Date(s) - 11/03/2019 - 30/04/2019
Coventry Cathedral Priory Street
A sculpture created from confiscated knives used to commit crimes is to go on display outside Coventry Cathedral.
The Knife Angel is a national monument against violence and aggression and aims to show the impact knife crime has on people’s lives.
With concerns around crimes in towns and cities well documented the Knife Angel will stand near the statue of St Michael from 11 March until April.
The 27-foot sculpture is made up of more than 100,000 weapons confiscated from 43 police forces across the country and was created by artist Alfie Bradley at the British Ironwork Centre in Oswestry, Shropshire.

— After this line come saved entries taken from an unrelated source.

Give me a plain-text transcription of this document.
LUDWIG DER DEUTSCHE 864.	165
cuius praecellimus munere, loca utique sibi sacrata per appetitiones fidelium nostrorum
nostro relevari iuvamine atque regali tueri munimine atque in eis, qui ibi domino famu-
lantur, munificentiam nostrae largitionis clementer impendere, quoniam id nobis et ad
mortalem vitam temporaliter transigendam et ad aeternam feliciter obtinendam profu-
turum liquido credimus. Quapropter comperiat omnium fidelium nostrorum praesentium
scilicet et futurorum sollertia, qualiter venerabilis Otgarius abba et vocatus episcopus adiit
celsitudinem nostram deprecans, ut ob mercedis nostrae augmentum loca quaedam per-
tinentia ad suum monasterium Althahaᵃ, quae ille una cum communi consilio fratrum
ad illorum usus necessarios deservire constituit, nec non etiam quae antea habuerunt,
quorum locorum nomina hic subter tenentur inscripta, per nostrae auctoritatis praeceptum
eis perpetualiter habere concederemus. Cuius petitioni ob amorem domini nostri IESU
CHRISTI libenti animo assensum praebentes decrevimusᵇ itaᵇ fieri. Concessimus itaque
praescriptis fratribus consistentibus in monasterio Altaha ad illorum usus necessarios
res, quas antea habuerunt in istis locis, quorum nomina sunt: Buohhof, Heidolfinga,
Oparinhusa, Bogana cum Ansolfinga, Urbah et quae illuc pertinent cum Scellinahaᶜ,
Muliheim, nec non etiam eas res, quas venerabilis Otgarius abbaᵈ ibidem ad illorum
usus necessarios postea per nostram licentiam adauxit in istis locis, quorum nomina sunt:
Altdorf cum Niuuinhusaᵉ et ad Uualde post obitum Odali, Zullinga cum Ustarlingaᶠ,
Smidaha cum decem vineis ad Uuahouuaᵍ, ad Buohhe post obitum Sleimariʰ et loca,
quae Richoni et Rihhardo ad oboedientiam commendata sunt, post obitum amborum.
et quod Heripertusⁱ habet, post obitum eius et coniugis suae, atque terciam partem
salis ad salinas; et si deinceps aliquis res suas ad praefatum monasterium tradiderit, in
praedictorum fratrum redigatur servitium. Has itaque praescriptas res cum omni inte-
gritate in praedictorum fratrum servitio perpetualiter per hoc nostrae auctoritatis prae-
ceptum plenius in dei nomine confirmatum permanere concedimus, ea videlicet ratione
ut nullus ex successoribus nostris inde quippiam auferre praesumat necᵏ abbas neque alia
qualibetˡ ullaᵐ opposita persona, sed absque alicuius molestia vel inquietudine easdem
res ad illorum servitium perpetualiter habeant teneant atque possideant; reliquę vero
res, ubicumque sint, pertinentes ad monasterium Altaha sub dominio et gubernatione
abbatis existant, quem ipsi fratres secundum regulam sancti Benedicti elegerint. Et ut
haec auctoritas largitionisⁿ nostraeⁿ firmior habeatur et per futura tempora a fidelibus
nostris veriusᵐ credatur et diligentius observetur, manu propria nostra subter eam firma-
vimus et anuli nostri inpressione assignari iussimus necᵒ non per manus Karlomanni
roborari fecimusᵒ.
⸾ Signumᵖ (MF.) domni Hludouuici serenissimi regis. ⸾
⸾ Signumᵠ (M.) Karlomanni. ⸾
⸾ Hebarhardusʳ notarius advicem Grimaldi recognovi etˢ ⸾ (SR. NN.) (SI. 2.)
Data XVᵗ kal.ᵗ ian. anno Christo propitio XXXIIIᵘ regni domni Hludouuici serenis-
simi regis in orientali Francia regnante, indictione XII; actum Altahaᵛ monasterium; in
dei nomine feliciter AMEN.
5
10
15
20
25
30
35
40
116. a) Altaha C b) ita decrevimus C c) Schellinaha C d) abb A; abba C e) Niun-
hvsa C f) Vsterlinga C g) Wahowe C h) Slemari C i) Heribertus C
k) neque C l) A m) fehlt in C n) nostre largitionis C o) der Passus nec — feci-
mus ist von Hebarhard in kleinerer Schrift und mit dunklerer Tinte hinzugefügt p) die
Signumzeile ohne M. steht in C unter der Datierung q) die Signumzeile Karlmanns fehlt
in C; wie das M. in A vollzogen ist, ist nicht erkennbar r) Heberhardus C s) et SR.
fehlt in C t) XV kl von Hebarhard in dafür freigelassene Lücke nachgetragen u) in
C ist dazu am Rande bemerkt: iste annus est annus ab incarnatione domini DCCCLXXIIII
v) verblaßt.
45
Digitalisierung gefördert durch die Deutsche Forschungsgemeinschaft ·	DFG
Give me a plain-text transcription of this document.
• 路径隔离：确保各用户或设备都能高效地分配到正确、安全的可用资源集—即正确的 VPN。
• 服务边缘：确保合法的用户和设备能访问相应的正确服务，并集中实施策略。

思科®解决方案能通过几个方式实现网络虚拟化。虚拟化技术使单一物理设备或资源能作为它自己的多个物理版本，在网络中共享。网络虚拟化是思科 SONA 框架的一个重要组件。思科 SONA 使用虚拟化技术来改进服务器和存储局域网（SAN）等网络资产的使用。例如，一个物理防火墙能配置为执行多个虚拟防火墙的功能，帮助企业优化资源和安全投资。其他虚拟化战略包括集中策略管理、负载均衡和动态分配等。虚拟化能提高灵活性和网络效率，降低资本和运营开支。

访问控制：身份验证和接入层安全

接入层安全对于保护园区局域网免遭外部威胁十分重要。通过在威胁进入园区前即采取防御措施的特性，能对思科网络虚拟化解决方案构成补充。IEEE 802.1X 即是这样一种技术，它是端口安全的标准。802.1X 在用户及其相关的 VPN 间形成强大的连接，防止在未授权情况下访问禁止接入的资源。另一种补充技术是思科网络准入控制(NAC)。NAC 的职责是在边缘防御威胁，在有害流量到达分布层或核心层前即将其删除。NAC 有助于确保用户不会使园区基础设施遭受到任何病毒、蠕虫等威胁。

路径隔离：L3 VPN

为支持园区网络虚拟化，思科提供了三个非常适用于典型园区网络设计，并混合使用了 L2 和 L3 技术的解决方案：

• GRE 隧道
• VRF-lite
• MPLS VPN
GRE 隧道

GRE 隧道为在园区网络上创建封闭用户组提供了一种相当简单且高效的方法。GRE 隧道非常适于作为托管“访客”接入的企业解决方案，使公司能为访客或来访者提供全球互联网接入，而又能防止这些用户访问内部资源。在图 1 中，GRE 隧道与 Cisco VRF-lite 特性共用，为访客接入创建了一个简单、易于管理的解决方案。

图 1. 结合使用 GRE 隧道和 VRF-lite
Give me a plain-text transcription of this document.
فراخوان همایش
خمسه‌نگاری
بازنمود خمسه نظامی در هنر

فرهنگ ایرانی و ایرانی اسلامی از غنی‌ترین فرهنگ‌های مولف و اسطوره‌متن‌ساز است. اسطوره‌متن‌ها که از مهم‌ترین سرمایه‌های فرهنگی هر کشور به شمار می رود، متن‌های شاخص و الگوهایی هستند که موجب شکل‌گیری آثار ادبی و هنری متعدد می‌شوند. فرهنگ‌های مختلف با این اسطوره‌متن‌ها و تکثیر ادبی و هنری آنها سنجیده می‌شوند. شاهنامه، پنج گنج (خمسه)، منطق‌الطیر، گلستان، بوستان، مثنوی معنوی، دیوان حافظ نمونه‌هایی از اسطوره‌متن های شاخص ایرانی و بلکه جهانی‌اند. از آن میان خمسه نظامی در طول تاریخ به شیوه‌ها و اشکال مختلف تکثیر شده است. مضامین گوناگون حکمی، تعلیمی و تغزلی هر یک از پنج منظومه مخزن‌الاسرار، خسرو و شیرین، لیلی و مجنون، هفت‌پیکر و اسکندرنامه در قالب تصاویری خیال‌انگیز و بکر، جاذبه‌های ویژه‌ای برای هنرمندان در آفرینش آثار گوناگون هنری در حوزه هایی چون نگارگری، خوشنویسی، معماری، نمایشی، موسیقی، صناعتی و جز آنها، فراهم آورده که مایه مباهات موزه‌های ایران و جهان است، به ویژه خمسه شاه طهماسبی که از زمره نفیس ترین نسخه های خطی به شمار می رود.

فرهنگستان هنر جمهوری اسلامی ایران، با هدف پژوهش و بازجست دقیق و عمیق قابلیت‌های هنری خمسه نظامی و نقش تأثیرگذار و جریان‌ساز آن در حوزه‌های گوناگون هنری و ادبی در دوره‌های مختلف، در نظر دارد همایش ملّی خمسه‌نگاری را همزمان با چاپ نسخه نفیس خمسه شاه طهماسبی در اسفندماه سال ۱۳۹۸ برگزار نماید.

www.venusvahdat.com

It took four years in total to build the Knife Angel after permission was granted by the Home Office to collect the knives.
Cllr Ed Ruane, Cabinet Member for Housing and Communities organised for the sculpture to come to Coventry.
He said: “I am sick and tired of watching Central Government ignore the impact austerity is having on our communities.
“We need change, that’s why the Knife Angel is so important. We need to show what Peace and Reconciliation really means to our young people growing up in communities where violent crime is ever increasing. We need to provoke a conversation.”
British Ironwork Centre began collecting the weapons by creating knife banks in each police force area.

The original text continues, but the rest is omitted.